Fieldfisher was instructed by Dr K who had developed a painful bunion in his left big toe and a deformity in the second toe on the same foot. He was aged 62, by which time this had started to affect his ability to walk and work as a doctor in private practice. He initially went to the Royal Gloucester Hospital where he was informed that the surgery would mean that he would have a long period of recovery.
He was then referred by his podiatrist to the podiatric surgeon Mr X, to advise on any alternative surgical treatment. During the subsequent discussions, K and his wife, J, were led to believe that Mr X was able to perform a new surgical technique and they were informed that the post-operative recovery would be much shorter. K left the meeting believing that by paying privately he would be receiving better care.
The surgery took place in June 2006. The bunion in the big toe was corrected by metatarsal osteotomy with internal fixation and the second toe was amputated. There was a dispute about why the toe had been amputated and whether it was infected as at the initial appointment a different procedure had been planned.
K was discharged from hospital on the same day after the operation. At home he followed the post-operative instructions. He was expecting to get back to work within two or three weeks. In fact, he did not get better but got worse. He developed ongoing problems in the left foot because of the surgery and it was later discovered that the internal fixation had fallen apart. This resulted in the foot healing in a deformed position.

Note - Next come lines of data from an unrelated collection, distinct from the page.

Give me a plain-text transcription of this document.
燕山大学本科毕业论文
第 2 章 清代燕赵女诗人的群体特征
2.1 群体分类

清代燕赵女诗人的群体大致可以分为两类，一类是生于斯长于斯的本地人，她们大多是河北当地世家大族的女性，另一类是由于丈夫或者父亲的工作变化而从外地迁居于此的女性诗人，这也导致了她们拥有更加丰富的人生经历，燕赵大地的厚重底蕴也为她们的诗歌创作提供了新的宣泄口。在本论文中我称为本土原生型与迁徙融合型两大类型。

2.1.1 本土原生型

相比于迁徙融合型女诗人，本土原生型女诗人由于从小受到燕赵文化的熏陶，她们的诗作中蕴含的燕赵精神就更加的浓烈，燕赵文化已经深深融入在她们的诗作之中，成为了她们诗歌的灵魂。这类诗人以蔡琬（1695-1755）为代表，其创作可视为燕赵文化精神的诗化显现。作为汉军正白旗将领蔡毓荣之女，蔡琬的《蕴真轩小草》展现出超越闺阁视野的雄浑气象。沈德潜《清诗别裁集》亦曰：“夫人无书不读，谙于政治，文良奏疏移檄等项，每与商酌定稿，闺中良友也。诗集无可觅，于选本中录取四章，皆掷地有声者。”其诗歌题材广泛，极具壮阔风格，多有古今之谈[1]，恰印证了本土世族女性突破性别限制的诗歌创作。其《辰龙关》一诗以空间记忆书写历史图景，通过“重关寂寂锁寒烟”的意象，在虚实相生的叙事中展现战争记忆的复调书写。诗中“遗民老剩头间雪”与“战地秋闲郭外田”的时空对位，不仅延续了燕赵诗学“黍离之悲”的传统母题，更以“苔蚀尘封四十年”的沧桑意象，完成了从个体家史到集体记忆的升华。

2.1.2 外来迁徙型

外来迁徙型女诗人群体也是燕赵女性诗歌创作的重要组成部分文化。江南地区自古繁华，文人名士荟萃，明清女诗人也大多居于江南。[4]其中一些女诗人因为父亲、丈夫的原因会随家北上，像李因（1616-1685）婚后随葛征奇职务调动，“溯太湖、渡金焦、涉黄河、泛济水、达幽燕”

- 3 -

It was claimed his business failed because of the surgical negligence and there were catastrophic consequences to him and also to his family. He became very depressed and developed other medical problems. K had not yet earned a profit on his business prior to the negligence. K also had pre-existing co morbidities and subsequent to the negligence he developed a number of further problems, some of which we were able to able to attribute to a pain disorder. A significant proportion of the value of the claim related to care and loss of earnings.
K instructed fieldfisher Solicitors to investigate his claim. After obtaining expert evidence from orthopaedic and podiatric surgeons. Mr X defended the claim but made a very low offer of £22,500 to settle early on. This offer was subsequently repeated several times.
Sadly K died in April 2012, due to an unrelated event, shortly before trial. His wife carried on his case after his death. The claim continued to be defended by Mr X, but a successful settlement of £200,000 was obtained which included loss of earnings, care and other expenses incurred whilst K was alive.
At the end of the case, J commented
"Our Solicitor genuinely cared. There many complexities to navigate and she left no stone unturned. It was a very difficult time for the family and we could speak with her openly at all stages of the case. My husband and I were heartened by her tenacity and her personal touch."